Entre 2001 et 2016, Paris a perdu 0,5 % de sa population par an. En revanche, le nombre d’habitants en Ile de France a lui progressé de 0,4 %.
Les habitants de Paris déménagent en banlieue où le logement est moins cher…

Il y a aussi un effet de contagion. Par cette politique, les prix vont commencer à monter également dans la petite couronne, puis dans la moyenne couronne.
Toutefois, l’Ile de France est assez vaste, concentrique et condensée, le phénomène finira par s’arrêter. Le marché de l’immobilier peut de la même manière et pour des raisons macroéconomiques, s’effondrer.
De même, la politique de circulation rend les livraisons très compliquées. Les commerces ont du mal et dépérissent. S’il y a moins de concurrence, les frais augmentent. Seuls les commerces à fortes valeurs ajoutées ou chères peuvent donc survivre. Cela contribue également directement à la hausse du coût de la vie.
Tout cela contribue à la réduction de la population et au fait que les classes moyennes et populaires soient chassées.
Anne Hidalgo se plaint également de Airbnb. C’est cependant la seule parade qu’ont trouvée certains propriétaires parisiens pour lutter contre les encadrements de loyer et toutes les tracasseries instaurées pour louer son bien.

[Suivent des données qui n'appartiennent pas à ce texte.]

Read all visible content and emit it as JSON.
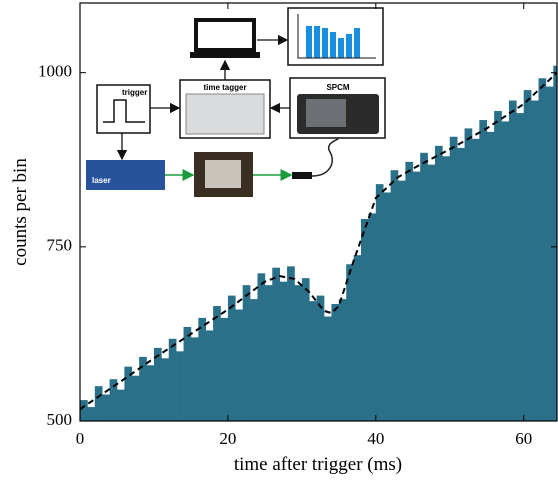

Tout cela est la conséquence de la politique socialiste d’Hidalgo au niveau parisien et poursuivie par Macron Macron au niveau national.

En tant que candidat à la mairie de Paris, que préconisez-vous pour rendre à Paris l’attractivité qui était la sienne pendant des années ?

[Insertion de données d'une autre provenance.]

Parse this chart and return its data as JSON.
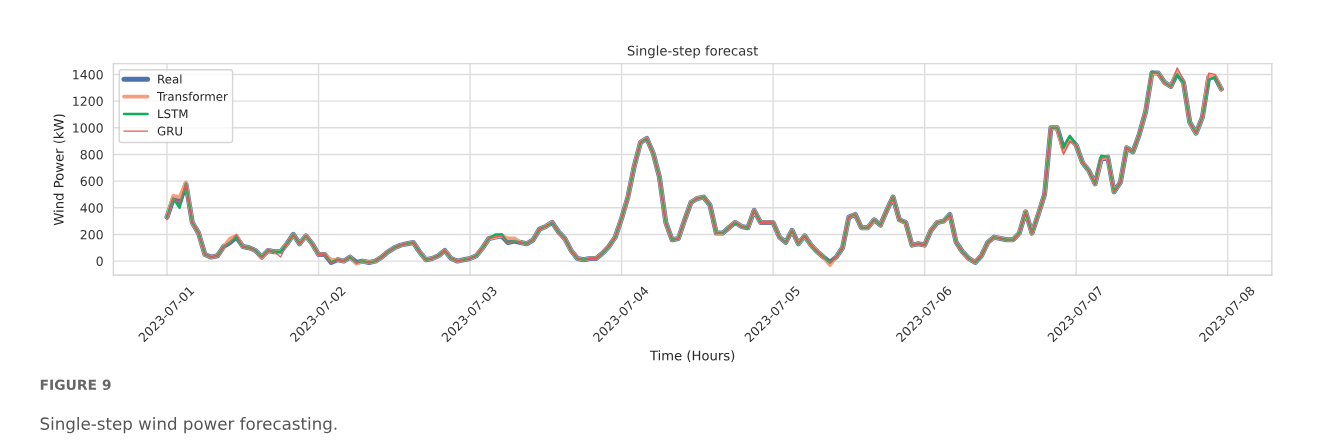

Premier axe, il faut immédiatement cesser les préemptions. La ville doit arrêter de déséquilibrer le marché. Il faut arrêter de créer des logements dits sociaux qui sont en réalité des logements clientélistes.
Par ailleurs, il faut retrouver de l’offre. La difficulté vient de là. Il faut donc permettre, aux gens qui y habitent, d’acquérir leur logement pour pouvoir les revendre quelques années plus tard, de telle manière que le marché soit à nouveau fluidifié. Il faut également rendre plus facile la transformation de bureaux en habitations et des pieds d’immeubles en habitation.
Mais, je répète, il faut surtout arrêter la politique démentielle de préemption de logements.